Maroons remain winless
AURORA -- On a night when the presidential candidates were debating, Elgin coach Dave Bierman found himself making a concession speech.
Even if the Maroons were realistically eliminated from the playoffs long ago, they were also mathematically bounced Friday with a 46-21 Upstate Eight Conference loss to Waubonsie Valley.
Bierman was already working on lifting the winless Maroons' morale in the postgame huddle.
"I basically told them that obviously postseason is gone," he said. "That's always one of your goals, but now you're in the spoiler mode.
"We're still looking for our first victory. We still have a lot of things to play for. We have Bartlett coming up. The Town Jug coming up, homecoming. There' still some goals and things to fight for, other than knocking someone else out of the playoffs."
On Friday, the Maroons (0-5, 0-2 UEC) followed a script that's become too familiar for them.
Trailing by a touchdown late in the first quarter, Elgin rallied to tie the game at 7. An 80-yard Maroons march was capped by a 17-yard TD pass from Tom Roth to Jamal Cook with 10:30 before halftime. Roth booted the extra point.
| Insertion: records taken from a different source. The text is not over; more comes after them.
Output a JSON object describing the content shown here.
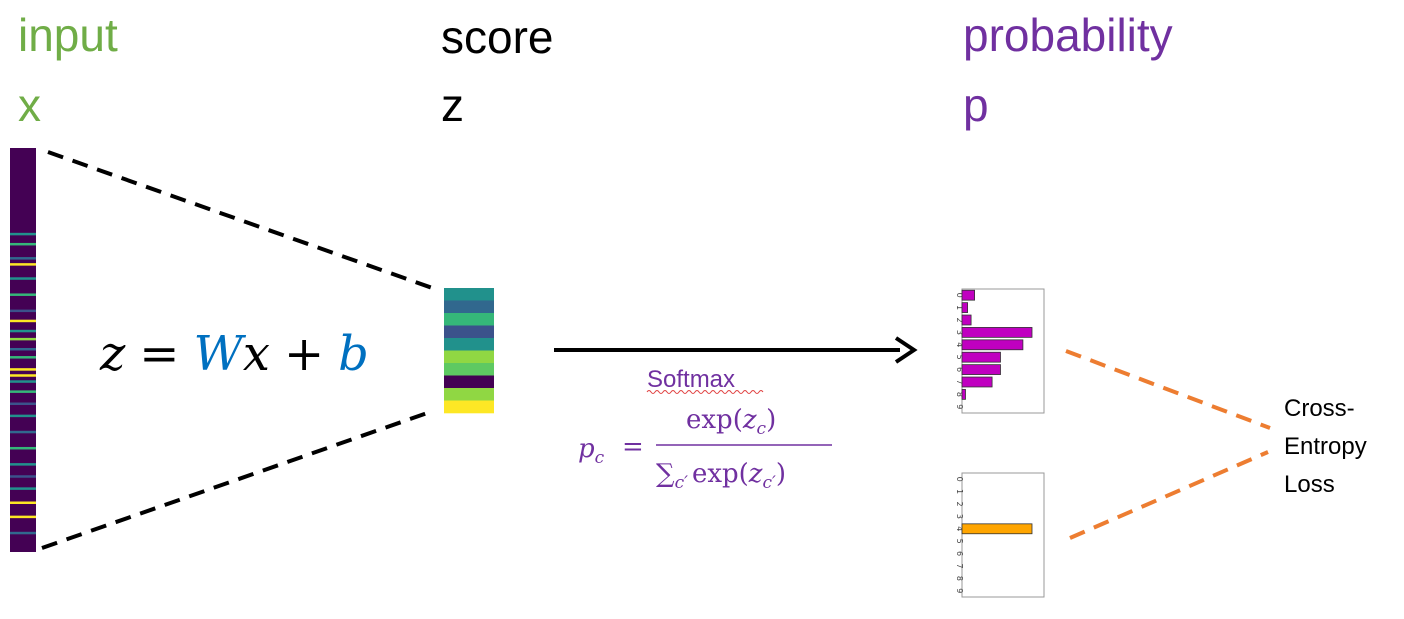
{
  "labels": {
    "input_title": "input",
    "input_var": "x",
    "score_title": "score",
    "score_var": "z",
    "prob_title": "probability",
    "prob_var": "p"
  },
  "equation": {
    "lhs": "z",
    "eq": "=",
    "W": "W",
    "x": "x",
    "plus": "+",
    "b": "b"
  },
  "softmax": {
    "name": "Softmax",
    "p": "p",
    "p_sub": "c",
    "eq": "=",
    "num": "exp(",
    "num_z": "z",
    "num_sub": "c",
    "num_close": ")",
    "den_sum": "∑",
    "den_sum_sub": "c′",
    "den_exp": "exp(",
    "den_z": "z",
    "den_sub": "c′",
    "den_close": ")"
  },
  "loss": {
    "line1": "Cross-",
    "line2": "Entropy",
    "line3": "Loss"
  },
  "colors": {
    "green": "#70ad47",
    "purple": "#7030a0",
    "blue": "#0070c0",
    "orange": "#ed7d31",
    "magenta": "#c000c0",
    "bar_orange": "#ffa500"
  },
  "score_colors": [
    "#21918c",
    "#31688e",
    "#35b779",
    "#3b528b",
    "#21918c",
    "#90d743",
    "#5ec962",
    "#440154",
    "#90d743",
    "#fde725"
  ],
  "input_stripes": [
    {
      "pos": 0.21,
      "color": "#21918c"
    },
    {
      "pos": 0.235,
      "color": "#35b779"
    },
    {
      "pos": 0.27,
      "color": "#31688e"
    },
    {
      "pos": 0.285,
      "color": "#fde725"
    },
    {
      "pos": 0.32,
      "color": "#21918c"
    },
    {
      "pos": 0.36,
      "color": "#35b779"
    },
    {
      "pos": 0.4,
      "color": "#3b528b"
    },
    {
      "pos": 0.425,
      "color": "#fde725"
    },
    {
      "pos": 0.45,
      "color": "#21918c"
    },
    {
      "pos": 0.47,
      "color": "#90d743"
    },
    {
      "pos": 0.495,
      "color": "#31688e"
    },
    {
      "pos": 0.515,
      "color": "#35b779"
    },
    {
      "pos": 0.545,
      "color": "#fde725"
    },
    {
      "pos": 0.56,
      "color": "#fde725"
    },
    {
      "pos": 0.575,
      "color": "#21918c"
    },
    {
      "pos": 0.6,
      "color": "#35b779"
    },
    {
      "pos": 0.63,
      "color": "#3b528b"
    },
    {
      "pos": 0.66,
      "color": "#21918c"
    },
    {
      "pos": 0.7,
      "color": "#31688e"
    },
    {
      "pos": 0.74,
      "color": "#35b779"
    },
    {
      "pos": 0.78,
      "color": "#21918c"
    },
    {
      "pos": 0.81,
      "color": "#3b528b"
    },
    {
      "pos": 0.84,
      "color": "#21918c"
    },
    {
      "pos": 0.875,
      "color": "#fde725"
    },
    {
      "pos": 0.91,
      "color": "#fde725"
    },
    {
      "pos": 0.95,
      "color": "#31688e"
    }
  ],
  "chart_data": [
    {
      "type": "bar",
      "orientation": "horizontal",
      "categories": [
        "0",
        "1",
        "2",
        "3",
        "4",
        "5",
        "6",
        "7",
        "8",
        "9"
      ],
      "values": [
        0.18,
        0.08,
        0.13,
        1.0,
        0.87,
        0.55,
        0.55,
        0.43,
        0.05,
        0.0
      ],
      "color": "#c000c0"
    },
    {
      "type": "bar",
      "orientation": "horizontal",
      "categories": [
        "0",
        "1",
        "2",
        "3",
        "4",
        "5",
        "6",
        "7",
        "8",
        "9"
      ],
      "values": [
        0,
        0,
        0,
        0,
        1.0,
        0,
        0,
        0,
        0,
        0
      ],
      "color": "#ffa500"
    }
  ]
}
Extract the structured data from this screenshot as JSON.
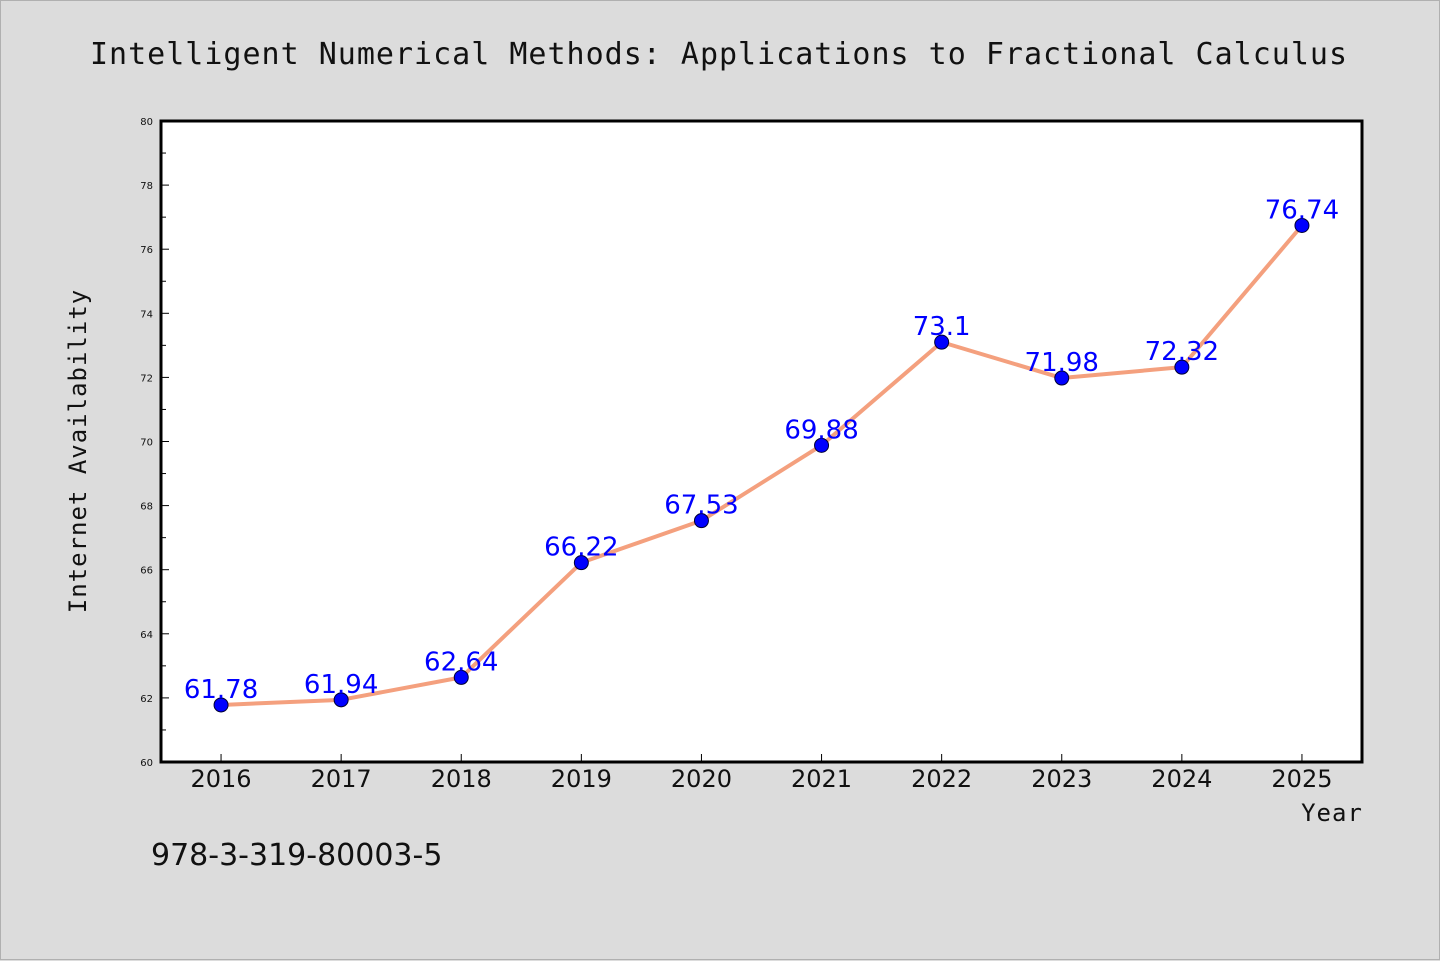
{
  "chart_data": {
    "type": "line",
    "title": "Intelligent Numerical Methods: Applications to Fractional Calculus",
    "xlabel": "Year",
    "ylabel": "Internet Availability",
    "x": [
      "2016",
      "2017",
      "2018",
      "2019",
      "2020",
      "2021",
      "2022",
      "2023",
      "2024",
      "2025"
    ],
    "series": [
      {
        "values": [
          61.78,
          61.94,
          62.64,
          66.22,
          67.53,
          69.88,
          73.1,
          71.98,
          72.32,
          76.74
        ],
        "data_labels": [
          "61.78",
          "61.94",
          "62.64",
          "66.22",
          "67.53",
          "69.88",
          "73.1",
          "71.98",
          "72.32",
          "76.74"
        ],
        "line_color": "#f4a07e",
        "marker_color": "#0000ff"
      }
    ],
    "ylim": [
      60,
      80
    ],
    "yticks": [
      "60",
      "62",
      "64",
      "66",
      "68",
      "70",
      "72",
      "74",
      "76",
      "78",
      "80"
    ],
    "grid": false,
    "legend": "none"
  },
  "footer": {
    "isbn": "978-3-319-80003-5"
  },
  "colors": {
    "background": "#dcdcdc",
    "plot_area": "#ffffff",
    "label_color": "#0000ff"
  }
}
But Waubonsie (2-3, 2-1) piled on the points from there. After gaining only 113 rushing yards through their first four games, the Warriors picked up 125 in the first half of Friday's game.
"We were really just trying to take what the defense was giving us," Waubonsie coach Paul Murphy said. "If we saw eight men in the box, we passed. If we saw six in the box we ran."
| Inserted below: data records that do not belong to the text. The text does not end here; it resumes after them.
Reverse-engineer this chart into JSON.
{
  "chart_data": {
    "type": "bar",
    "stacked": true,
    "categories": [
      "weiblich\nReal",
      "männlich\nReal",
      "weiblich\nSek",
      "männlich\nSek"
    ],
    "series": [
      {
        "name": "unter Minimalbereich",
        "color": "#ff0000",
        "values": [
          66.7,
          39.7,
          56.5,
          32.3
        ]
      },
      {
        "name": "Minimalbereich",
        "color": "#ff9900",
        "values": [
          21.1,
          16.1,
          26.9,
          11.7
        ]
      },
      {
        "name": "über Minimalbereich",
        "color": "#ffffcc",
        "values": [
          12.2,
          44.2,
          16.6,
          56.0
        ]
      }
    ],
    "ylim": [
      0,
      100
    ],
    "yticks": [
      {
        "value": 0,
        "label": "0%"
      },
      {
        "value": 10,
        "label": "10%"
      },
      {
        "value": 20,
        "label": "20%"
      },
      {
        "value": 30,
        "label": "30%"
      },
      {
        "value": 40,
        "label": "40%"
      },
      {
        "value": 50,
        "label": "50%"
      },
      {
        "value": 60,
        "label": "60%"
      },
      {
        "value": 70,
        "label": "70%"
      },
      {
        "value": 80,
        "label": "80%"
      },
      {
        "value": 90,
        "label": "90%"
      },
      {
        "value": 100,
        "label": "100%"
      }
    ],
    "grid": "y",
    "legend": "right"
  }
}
A pair of TDs and a 43-yard field goal by Waubonsie's Mitch Ewald gave the Warriors a 24-7 halftime lead.
Elgin would never really make it a contest as Waubonsie led 40-7 at one point late in the third quarter.
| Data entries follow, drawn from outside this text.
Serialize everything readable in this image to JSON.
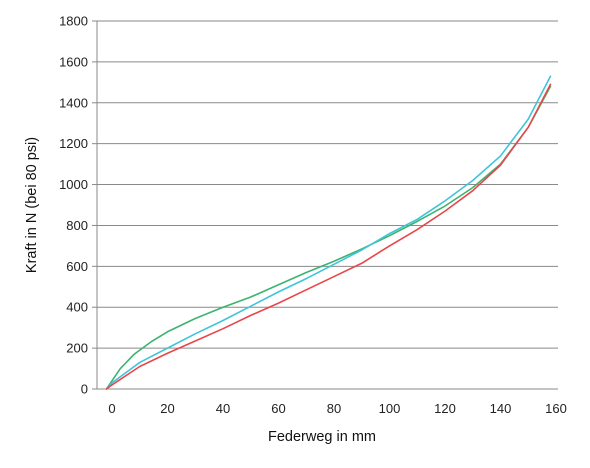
{
  "chart_data": {
    "type": "line",
    "title": "",
    "xlabel": "Federweg in mm",
    "ylabel": "Kraft in N (bei 80 psi)",
    "xlim": [
      -5,
      160
    ],
    "ylim": [
      0,
      1800
    ],
    "x_ticks": [
      0,
      20,
      40,
      60,
      80,
      100,
      120,
      140,
      160
    ],
    "y_ticks": [
      0,
      200,
      400,
      600,
      800,
      1000,
      1200,
      1400,
      1600,
      1800
    ],
    "grid": "horizontal",
    "legend": "none",
    "series": [
      {
        "color": "#3cb371",
        "points": [
          [
            -2,
            0
          ],
          [
            0,
            40
          ],
          [
            3,
            100
          ],
          [
            8,
            170
          ],
          [
            14,
            230
          ],
          [
            20,
            280
          ],
          [
            30,
            345
          ],
          [
            40,
            400
          ],
          [
            50,
            450
          ],
          [
            60,
            510
          ],
          [
            70,
            570
          ],
          [
            80,
            625
          ],
          [
            90,
            685
          ],
          [
            100,
            750
          ],
          [
            110,
            820
          ],
          [
            120,
            895
          ],
          [
            130,
            985
          ],
          [
            140,
            1100
          ],
          [
            150,
            1280
          ],
          [
            158,
            1480
          ]
        ]
      },
      {
        "color": "#40c4d8",
        "points": [
          [
            -2,
            0
          ],
          [
            0,
            30
          ],
          [
            5,
            80
          ],
          [
            10,
            130
          ],
          [
            20,
            200
          ],
          [
            30,
            270
          ],
          [
            40,
            335
          ],
          [
            50,
            405
          ],
          [
            60,
            475
          ],
          [
            70,
            540
          ],
          [
            80,
            610
          ],
          [
            90,
            680
          ],
          [
            100,
            760
          ],
          [
            110,
            830
          ],
          [
            120,
            920
          ],
          [
            130,
            1020
          ],
          [
            140,
            1140
          ],
          [
            150,
            1320
          ],
          [
            158,
            1530
          ]
        ]
      },
      {
        "color": "#e8464a",
        "points": [
          [
            -2,
            0
          ],
          [
            0,
            20
          ],
          [
            5,
            65
          ],
          [
            10,
            110
          ],
          [
            20,
            175
          ],
          [
            30,
            235
          ],
          [
            40,
            295
          ],
          [
            50,
            360
          ],
          [
            60,
            420
          ],
          [
            70,
            485
          ],
          [
            80,
            550
          ],
          [
            90,
            615
          ],
          [
            100,
            700
          ],
          [
            110,
            780
          ],
          [
            120,
            870
          ],
          [
            130,
            970
          ],
          [
            140,
            1095
          ],
          [
            150,
            1280
          ],
          [
            158,
            1490
          ]
        ]
      }
    ]
  }
}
Roth hit Cook for an 82-yard touchdown in the waning seconds of the third quarter and found him again on an 8-yard TD midway through the fourth to make it 41-21.
The shorter score was made possible when Joe Wade picked off a pass from Waubonsie's backup quarterback on the Elgin 10-yard line and ran it all the way back to the Warriors' 10.
One of the Maroons' best playmaking units -- their kick return -- was rendered useless by Ewald. Of his eight kickoffs, six were touchbacks and the two that were returned didn't make it outside the Maroons' 20-yard line.
"Kick returns a lot of times can get you field position and maybe a score," Bierman said, "but when you're starting at your own 20 all night, it makes for a long field. That's where you need a couple first downs. Regardless of if you score or not, you need to try to get field position the other way. It's hard to overcome that."
Roth finished the night with 196 yards on 12-of-28 passing without throwing an interception.
Cook hauled in five passes 118 yards and the three scores.